I ran a few "real-world" tests with 4,292,907 different strings. I used a 11-char long substring of the HEXed hash (in other words, a 44-bit portion). Example:
HASH: 629a09633488e9b2aaf2f5a606706da3
Test 1: 629a0963348
Test 2: 29a09633488
Test 3: 9a09633488e
...
Theoretically, I calculated the probability of collision to be ~41% (based on the "birthday paradox probability" formula). But that was theory, which assumes real random distribution. So I wanted to empirically test both MD5 and SHA-1 and see the results.
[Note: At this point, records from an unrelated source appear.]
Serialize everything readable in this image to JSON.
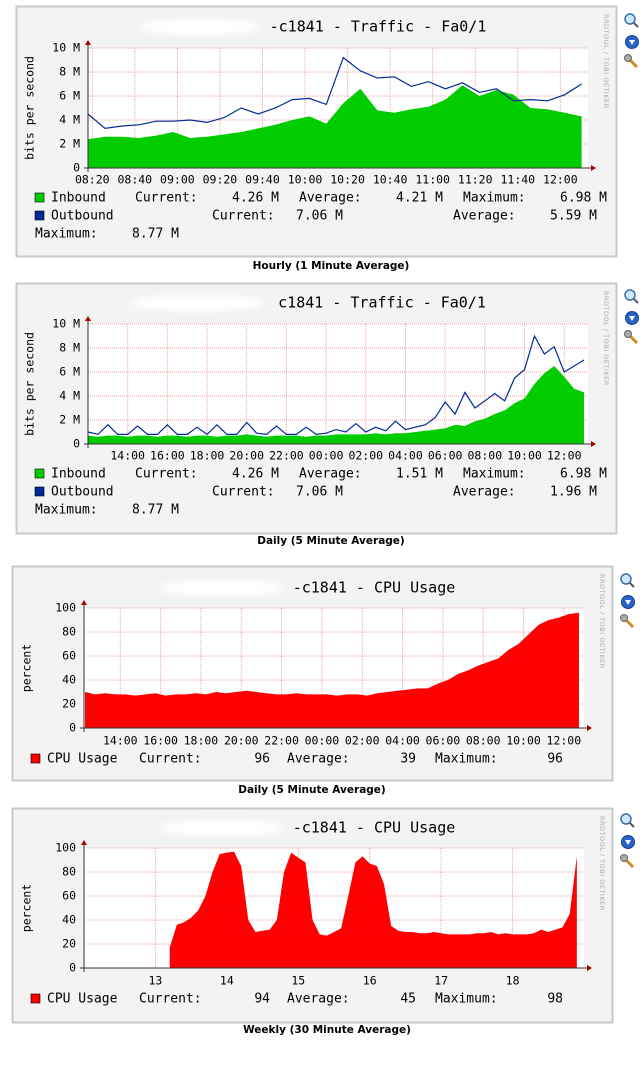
{
  "chart_data": [
    {
      "type": "area",
      "title": "-c1841 - Traffic - Fa0/1",
      "ylabel": "bits per second",
      "caption": "Hourly (1 Minute Average)",
      "watermark": "RRDTOOL / TOBI OETIKER",
      "grid": true,
      "xlim": [
        498,
        733
      ],
      "xticks": [
        {
          "value": 500,
          "label": "08:20"
        },
        {
          "value": 520,
          "label": "08:40"
        },
        {
          "value": 540,
          "label": "09:00"
        },
        {
          "value": 560,
          "label": "09:20"
        },
        {
          "value": 580,
          "label": "09:40"
        },
        {
          "value": 600,
          "label": "10:00"
        },
        {
          "value": 620,
          "label": "10:20"
        },
        {
          "value": 640,
          "label": "10:40"
        },
        {
          "value": 660,
          "label": "11:00"
        },
        {
          "value": 680,
          "label": "11:20"
        },
        {
          "value": 700,
          "label": "11:40"
        },
        {
          "value": 720,
          "label": "12:00"
        }
      ],
      "ylim": [
        0,
        10000000
      ],
      "yticks": [
        0,
        {
          "value": 2000000,
          "label": "2 M"
        },
        {
          "value": 4000000,
          "label": "4 M"
        },
        {
          "value": 6000000,
          "label": "6 M"
        },
        {
          "value": 8000000,
          "label": "8 M"
        },
        {
          "value": 10000000,
          "label": "10 M"
        }
      ],
      "x": [
        498,
        506,
        514,
        522,
        530,
        538,
        546,
        554,
        562,
        570,
        578,
        586,
        594,
        602,
        610,
        618,
        626,
        634,
        642,
        650,
        658,
        666,
        674,
        682,
        690,
        698,
        706,
        714,
        722,
        730
      ],
      "series": [
        {
          "name": "Inbound",
          "color": "#00cc00",
          "style": "area",
          "values": [
            2400000,
            2600000,
            2600000,
            2500000,
            2700000,
            3000000,
            2500000,
            2600000,
            2800000,
            3000000,
            3300000,
            3600000,
            4000000,
            4300000,
            3700000,
            5400000,
            6600000,
            4800000,
            4600000,
            4900000,
            5100000,
            5700000,
            6900000,
            6000000,
            6500000,
            6100000,
            5000000,
            4900000,
            4600000,
            4300000
          ],
          "stats": [
            {
              "name": "Current:",
              "text": "4.26 M"
            },
            {
              "name": "Average:",
              "text": "4.21 M"
            },
            {
              "name": "Maximum:",
              "text": "6.98 M"
            }
          ]
        },
        {
          "name": "Outbound",
          "color": "#002a97",
          "style": "line",
          "values": [
            4500000,
            3300000,
            3500000,
            3600000,
            3900000,
            3900000,
            4000000,
            3800000,
            4200000,
            5000000,
            4500000,
            5000000,
            5700000,
            5800000,
            5300000,
            9200000,
            8100000,
            7500000,
            7600000,
            6800000,
            7200000,
            6600000,
            7100000,
            6300000,
            6600000,
            5600000,
            5700000,
            5600000,
            6100000,
            7000000
          ],
          "stats": [
            {
              "name": "Current:",
              "text": "7.06 M"
            },
            {
              "name": "Average:",
              "text": "5.59 M"
            },
            {
              "name": "Maximum:",
              "text": "8.77 M"
            }
          ]
        }
      ]
    },
    {
      "type": "area",
      "title": "c1841 - Traffic - Fa0/1",
      "ylabel": "bits per second",
      "caption": "Daily (5 Minute Average)",
      "watermark": "RRDTOOL / TOBI OETIKER",
      "grid": true,
      "xlim": [
        12,
        37.2
      ],
      "xticks": [
        {
          "value": 14,
          "label": "14:00"
        },
        {
          "value": 16,
          "label": "16:00"
        },
        {
          "value": 18,
          "label": "18:00"
        },
        {
          "value": 20,
          "label": "20:00"
        },
        {
          "value": 22,
          "label": "22:00"
        },
        {
          "value": 24,
          "label": "00:00"
        },
        {
          "value": 26,
          "label": "02:00"
        },
        {
          "value": 28,
          "label": "04:00"
        },
        {
          "value": 30,
          "label": "06:00"
        },
        {
          "value": 32,
          "label": "08:00"
        },
        {
          "value": 34,
          "label": "10:00"
        },
        {
          "value": 36,
          "label": "12:00"
        }
      ],
      "ylim": [
        0,
        10000000
      ],
      "yticks": [
        0,
        {
          "value": 2000000,
          "label": "2 M"
        },
        {
          "value": 4000000,
          "label": "4 M"
        },
        {
          "value": 6000000,
          "label": "6 M"
        },
        {
          "value": 8000000,
          "label": "8 M"
        },
        {
          "value": 10000000,
          "label": "10 M"
        }
      ],
      "x": [
        12,
        12.5,
        13,
        13.5,
        14,
        14.5,
        15,
        15.5,
        16,
        16.5,
        17,
        17.5,
        18,
        18.5,
        19,
        19.5,
        20,
        20.5,
        21,
        21.5,
        22,
        22.5,
        23,
        23.5,
        24,
        24.5,
        25,
        25.5,
        26,
        26.5,
        27,
        27.5,
        28,
        28.5,
        29,
        29.5,
        30,
        30.5,
        31,
        31.5,
        32,
        32.5,
        33,
        33.5,
        34,
        34.5,
        35,
        35.5,
        36,
        36.5,
        37
      ],
      "series": [
        {
          "name": "Inbound",
          "color": "#00cc00",
          "style": "area",
          "values": [
            700000,
            600000,
            700000,
            700000,
            600000,
            700000,
            700000,
            600000,
            700000,
            700000,
            600000,
            700000,
            700000,
            600000,
            700000,
            700000,
            800000,
            700000,
            600000,
            700000,
            700000,
            700000,
            600000,
            700000,
            700000,
            800000,
            800000,
            800000,
            800000,
            900000,
            800000,
            900000,
            900000,
            1000000,
            1100000,
            1200000,
            1300000,
            1600000,
            1500000,
            1900000,
            2100000,
            2500000,
            2800000,
            3400000,
            3800000,
            5000000,
            5900000,
            6500000,
            5600000,
            4600000,
            4300000
          ],
          "stats": [
            {
              "name": "Current:",
              "text": "4.26 M"
            },
            {
              "name": "Average:",
              "text": "1.51 M"
            },
            {
              "name": "Maximum:",
              "text": "6.98 M"
            }
          ]
        },
        {
          "name": "Outbound",
          "color": "#002a97",
          "style": "line",
          "values": [
            1000000,
            800000,
            1600000,
            800000,
            800000,
            1500000,
            800000,
            800000,
            1600000,
            800000,
            800000,
            1400000,
            800000,
            1600000,
            800000,
            800000,
            1800000,
            900000,
            800000,
            1500000,
            800000,
            800000,
            1400000,
            800000,
            900000,
            1200000,
            1000000,
            1700000,
            1000000,
            1400000,
            1100000,
            1900000,
            1200000,
            1400000,
            1600000,
            2200000,
            3500000,
            2500000,
            4300000,
            3000000,
            3600000,
            4200000,
            3600000,
            5500000,
            6200000,
            9000000,
            7500000,
            8100000,
            6000000,
            6500000,
            7000000
          ],
          "stats": [
            {
              "name": "Current:",
              "text": "7.06 M"
            },
            {
              "name": "Average:",
              "text": "1.96 M"
            },
            {
              "name": "Maximum:",
              "text": "8.77 M"
            }
          ]
        }
      ]
    },
    {
      "type": "area",
      "title": "-c1841 - CPU Usage",
      "ylabel": "percent",
      "caption": "Daily (5 Minute Average)",
      "watermark": "RRDTOOL / TOBI OETIKER",
      "grid": true,
      "xlim": [
        12.2,
        37
      ],
      "xticks": [
        {
          "value": 14,
          "label": "14:00"
        },
        {
          "value": 16,
          "label": "16:00"
        },
        {
          "value": 18,
          "label": "18:00"
        },
        {
          "value": 20,
          "label": "20:00"
        },
        {
          "value": 22,
          "label": "22:00"
        },
        {
          "value": 24,
          "label": "00:00"
        },
        {
          "value": 26,
          "label": "02:00"
        },
        {
          "value": 28,
          "label": "04:00"
        },
        {
          "value": 30,
          "label": "06:00"
        },
        {
          "value": 32,
          "label": "08:00"
        },
        {
          "value": 34,
          "label": "10:00"
        },
        {
          "value": 36,
          "label": "12:00"
        }
      ],
      "ylim": [
        0,
        100
      ],
      "yticks": [
        0,
        20,
        40,
        60,
        80,
        100
      ],
      "x": [
        12.25,
        12.75,
        13.25,
        13.75,
        14.25,
        14.75,
        15.25,
        15.75,
        16.25,
        16.75,
        17.25,
        17.75,
        18.25,
        18.75,
        19.25,
        19.75,
        20.25,
        20.75,
        21.25,
        21.75,
        22.25,
        22.75,
        23.25,
        23.75,
        24.25,
        24.75,
        25.25,
        25.75,
        26.25,
        26.75,
        27.25,
        27.75,
        28.25,
        28.75,
        29.25,
        29.75,
        30.25,
        30.75,
        31.25,
        31.75,
        32.25,
        32.75,
        33.25,
        33.75,
        34.25,
        34.75,
        35.25,
        35.75,
        36.25,
        36.75
      ],
      "series": [
        {
          "name": "CPU Usage",
          "color": "#ff0000",
          "style": "area",
          "values": [
            30,
            28,
            29,
            28,
            28,
            27,
            28,
            29,
            27,
            28,
            28,
            29,
            28,
            30,
            29,
            30,
            31,
            30,
            29,
            28,
            28,
            29,
            28,
            28,
            28,
            27,
            28,
            28,
            27,
            29,
            30,
            31,
            32,
            33,
            33,
            37,
            40,
            45,
            48,
            52,
            55,
            58,
            65,
            70,
            78,
            86,
            90,
            92,
            95,
            96
          ],
          "stats": [
            {
              "name": "Current:",
              "text": "96"
            },
            {
              "name": "Average:",
              "text": "39"
            },
            {
              "name": "Maximum:",
              "text": "96"
            }
          ]
        }
      ]
    },
    {
      "type": "area",
      "title": "-c1841 - CPU Usage",
      "ylabel": "percent",
      "caption": "Weekly (30 Minute Average)",
      "watermark": "RRDTOOL / TOBI OETIKER",
      "grid": true,
      "xlim": [
        12.5,
        19.5
      ],
      "xticks": [
        {
          "value": 13.5,
          "label": "13"
        },
        {
          "value": 14.5,
          "label": "14"
        },
        {
          "value": 15.5,
          "label": "15"
        },
        {
          "value": 16.5,
          "label": "16"
        },
        {
          "value": 17.5,
          "label": "17"
        },
        {
          "value": 18.5,
          "label": "18"
        }
      ],
      "ylim": [
        0,
        100
      ],
      "yticks": [
        0,
        20,
        40,
        60,
        80,
        100
      ],
      "x": [
        12.6,
        12.7,
        12.8,
        12.9,
        13.0,
        13.1,
        13.2,
        13.3,
        13.4,
        13.5,
        13.6,
        13.7,
        13.8,
        13.9,
        14.0,
        14.1,
        14.2,
        14.3,
        14.4,
        14.5,
        14.6,
        14.7,
        14.8,
        14.9,
        15.0,
        15.1,
        15.2,
        15.3,
        15.4,
        15.5,
        15.6,
        15.7,
        15.8,
        15.9,
        16.0,
        16.1,
        16.2,
        16.3,
        16.4,
        16.5,
        16.6,
        16.7,
        16.8,
        16.9,
        17.0,
        17.1,
        17.2,
        17.3,
        17.4,
        17.5,
        17.6,
        17.7,
        17.8,
        17.9,
        18.0,
        18.1,
        18.2,
        18.3,
        18.4,
        18.5,
        18.6,
        18.7,
        18.8,
        18.9,
        19.0,
        19.1,
        19.2,
        19.3,
        19.4
      ],
      "series": [
        {
          "name": "CPU Usage",
          "color": "#ff0000",
          "style": "area",
          "values": [
            null,
            null,
            null,
            null,
            null,
            null,
            null,
            null,
            null,
            null,
            null,
            17,
            36,
            38,
            42,
            48,
            60,
            80,
            95,
            96,
            97,
            85,
            40,
            30,
            31,
            32,
            40,
            80,
            96,
            92,
            88,
            40,
            28,
            27,
            30,
            33,
            60,
            88,
            93,
            87,
            85,
            70,
            35,
            31,
            30,
            30,
            29,
            29,
            30,
            29,
            28,
            28,
            28,
            28,
            29,
            29,
            30,
            28,
            29,
            28,
            28,
            28,
            29,
            32,
            30,
            32,
            34,
            45,
            93
          ],
          "stats": [
            {
              "name": "Current:",
              "text": "94"
            },
            {
              "name": "Average:",
              "text": "45"
            },
            {
              "name": "Maximum:",
              "text": "98"
            }
          ]
        }
      ]
    }
  ]
}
Here they are (the numbers on the right show the number of collisions):
[MD5] [SHA-1]
Test No 1: 2 Test No 1: 0
Test No 2: 0 Test No 2: 0
Test No 3: 1 Test No 3: 0
Test No 4: 0 Test No 4: 1
Test No 5: 0 Test No 5: 0
Test No 6: 0 Test No 6: 1
Test No 7: 1 Test No 7: 0
Test No 8: 2 Test No 8: 0
Test No 9: 1 Test No 9: 0
Test No 10: 1 Test No 10: 0
Test No 11: 0 Test No 11: 1
Test No 12: 0 Test No 12: 1
Test No 13: 0 Test No 13: 0
Test No 14: 0 Test No 14: 1
Test No 15: 0 Test No 15: 1
Test No 16: 0 Test No 16: 1
Test No 17: 1 Test No 17: 1
Test No 18: 1 Test No 18: 1
Test No 19: 0 Test No 19: 0
Test No 20: 0 Test No 20: 1
TOTAL: 8 TOTAL: 10 // No of tests with at least 1 collision
Conclusion: Neither MD5 nor SHA-1 showed significantly worse probability of collision, compared to the "theoretical" one calculated via the "birthday paradox probability" formula. I am aware this test isn't perfect and should be taken with a grain of salt, but to me, at least, it shows that I can heavily rely on calculating the chance of collision via the "theoretical" formula w/o worrying that my calculations are too far from the truth.